Only a few case reports have documented the incidence of HPS after endovascular treatment including intracranial stenting.49) This report adds to the number of documented cases, with special emphasis on NIRS monitoring. Stenting for intracranial arteriosclerotic stenosis is associated with higher risks than pharmacotherapy alone according to a recent study.13) In Japan, the intracranial stent is indicated for the following conditions: (1) rescue of dissection and/or acute occlusion occurring during percutaneous balloon angioplasty and (2) retreatment after angioplasty, with no other effective treatment. In the present case, restenosis despite aggressive pharmacotherapy after balloon angioplasty indicated that intracranial stenting was the cause of the cerebral HPS.

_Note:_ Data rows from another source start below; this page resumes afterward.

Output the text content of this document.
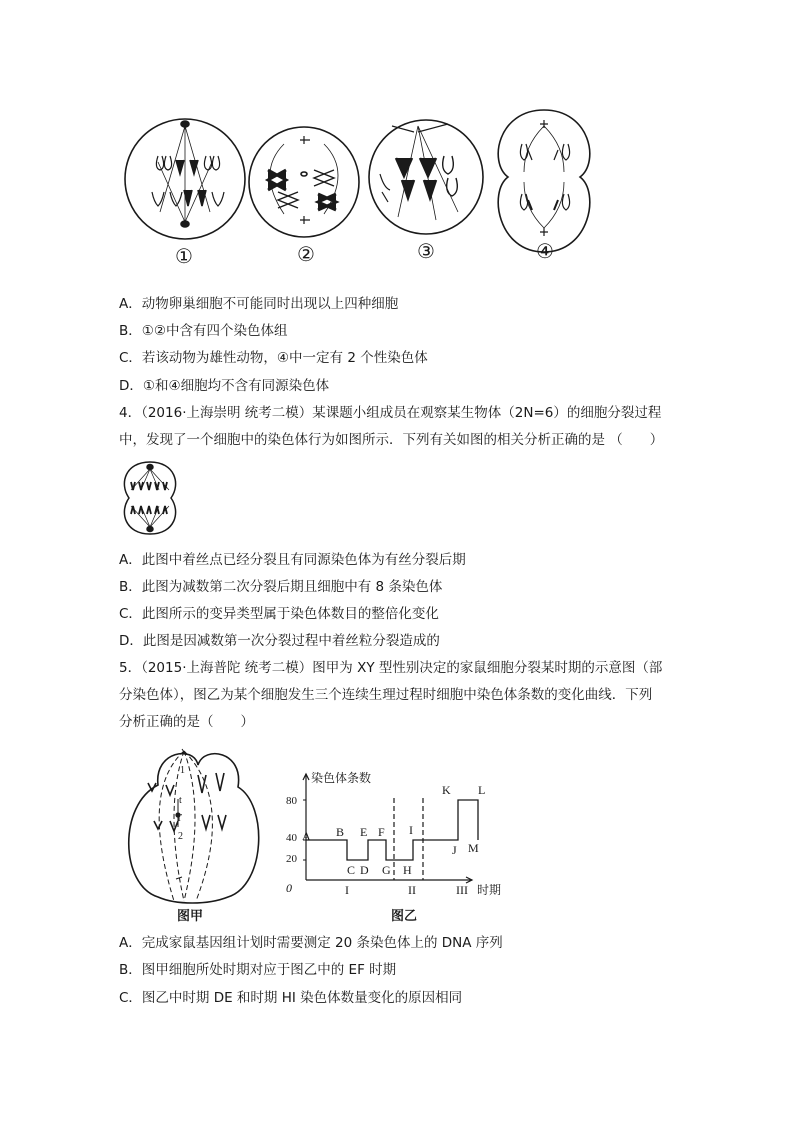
①	②	③	④
A．动物卵巢细胞不可能同时出现以上四种细胞
B．①②中含有四个染色体组
C．若该动物为雄性动物，④中一定有 2 个性染色体
D．①和④细胞均不含有同源染色体
4．（2016·上海崇明 统考二模）某课题小组成员在观察某生物体（2N=6）的细胞分裂过程
中，发现了一个细胞中的染色体行为如图所示．下列有关如图的相关分析正确的是 （　　）
A．此图中着丝点已经分裂且有同源染色体为有丝分裂后期
B．此图为减数第二次分裂后期且细胞中有 8 条染色体
C．此图所示的变异类型属于染色体数目的整倍化变化
D．此图是因减数第一次分裂过程中着丝粒分裂造成的
5．（2015·上海普陀 统考二模）图甲为 XY 型性别决定的家鼠细胞分裂某时期的示意图（部
分染色体），图乙为某个细胞发生三个连续生理过程时细胞中染色体条数的变化曲线．下列
分析正确的是（　　）
1
t
T
2
图甲
A B
C D
E F
G H
I
J
K L
M
80
40
20
0
染色体条数
时期
I	II	III
图乙
A．完成家鼠基因组计划时需要测定 20 条染色体上的 DNA 序列
B．图甲细胞所处时期对应于图乙中的 EF 时期
C．图乙中时期 DE 和时期 HI 染色体数量变化的原因相同
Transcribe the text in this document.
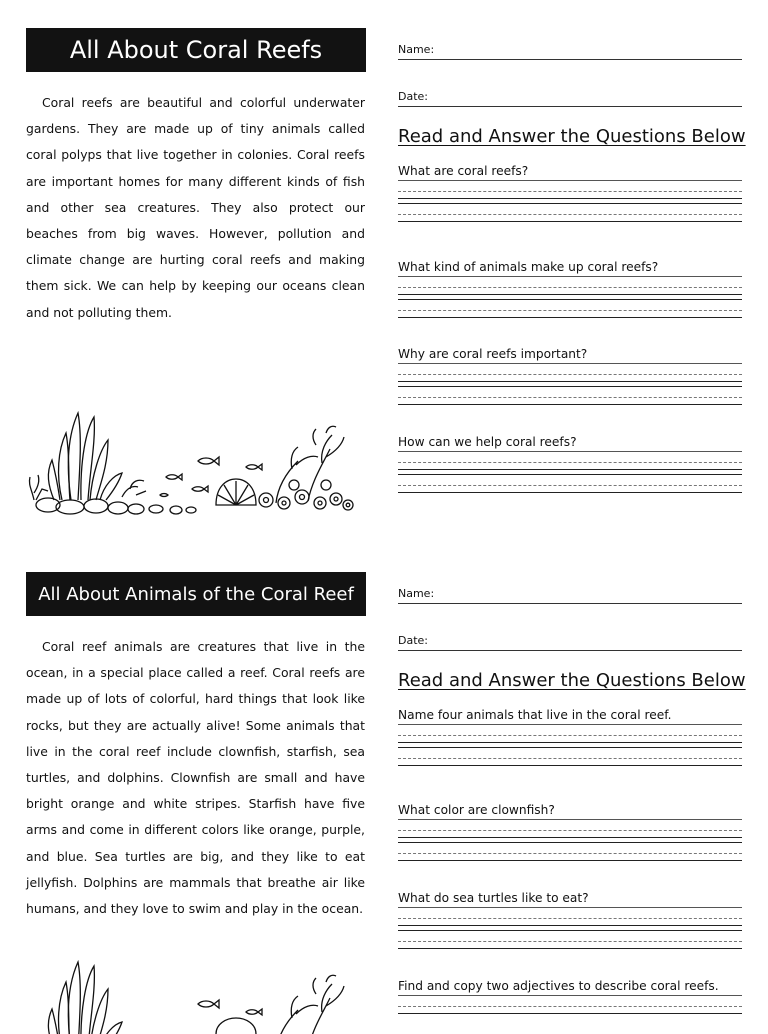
All About Coral Reefs

Coral reefs are beautiful and colorful underwater gardens. They are made up of tiny animals called coral polyps that live together in colonies. Coral reefs are important homes for many different kinds of fish and other sea creatures. They also protect our beaches from big waves. However, pollution and climate change are hurting coral reefs and making them sick. We can help by keeping our oceans clean and not polluting them.

Name:
Date:
Read and Answer the Questions Below
What are coral reefs?
What kind of animals make up coral reefs?
Why are coral reefs important?
How can we help coral reefs?
All About Animals of the Coral Reef

Coral reef animals are creatures that live in the ocean, in a special place called a reef. Coral reefs are made up of lots of colorful, hard things that look like rocks, but they are actually alive! Some animals that live in the coral reef include clownfish, starfish, sea turtles, and dolphins. Clownfish are small and have bright orange and white stripes. Starfish have five arms and come in different colors like orange, purple, and blue. Sea turtles are big, and they like to eat jellyfish. Dolphins are mammals that breathe air like humans, and they love to swim and play in the ocean.

Name:
Date:
Read and Answer the Questions Below
Name four animals that live in the coral reef.
What color are clownfish?
What do sea turtles like to eat?
Find and copy two adjectives to describe coral reefs.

This HPS is thought to occur due to impaired cerebral autoregulation.14) The incidence of HPS is about 1.9% after CEA and about 1.2% after CAS, according to systematic analyses of a large series of patients treated with CEA or CAS.3) The risk factors for HPS include longstanding hypertension, increased age, high-grade ipsilateral stenosis, poor collateral flow, contralateral carotid occlusion, and postoperative hypertension.11) The present study reported hyperperfusion peaked on the sixth day after CEA and within 12 hours after CAS.3) The time course of hyperperfusion has not been reported in cases with intracranial stenting, and this study may be the first report of the continuous postoperative monitoring of hyperperfusion.

In the present case, the stenotic lesion had progressed to near-occlusion and N-isopropyl-p-[123I] iodoamphetamine SPECT revealed type 3 ischemia before the second surgery, suggesting that preoperative hemodynamic ischemia is a risk factor for post-stenting hyperperfusion in patients with intracranial stenosis. NIRS is convenient for CBF monitoring as an alternative device to SPECT, which is less versatile. NIRS can be used easily and continuously to evaluate the approximate CBF condition from regional oxygen saturation (rSO2), and there are several reports on the prediction of hyperperfusion after CEA or CAS during the procedure.1517) By performing continuous NIRS monitoring after surgery, as in the present case, not only the diagnosis of HPS but also the termination of the hyperperfusion can be accurately detected, which is effective for strict management. Particularly, in the elderly, adverse events due to long-term sedation are concerning; therefore, NIRS monitoring would be a good parameter to complete the treatment. However, NIRS monitors the rSO2 of the ACA territory when the sensor is attached to the forehead, and it may underestimate the CBF if the A1 segment of the affected side is hypoplastic. The complementary use of NIRS, ASL, and SPECT may be efficacious for the monitoring, diagnosis, and precise timing of treatment in patients with a high risk for postoperative hyperperfusion.

Conclusion

We document an unusual case of cerebral HPS after intracranial ICA stenting. Although the definite mechanism underlying this rare complication is unclear, CBF monitoring with NIRS, not only during the intracranial stenting procedure but also postoperatively, is useful for the strict management of HPS.

Conflicts of Interest Disclosure

The authors declare no conflict of interest.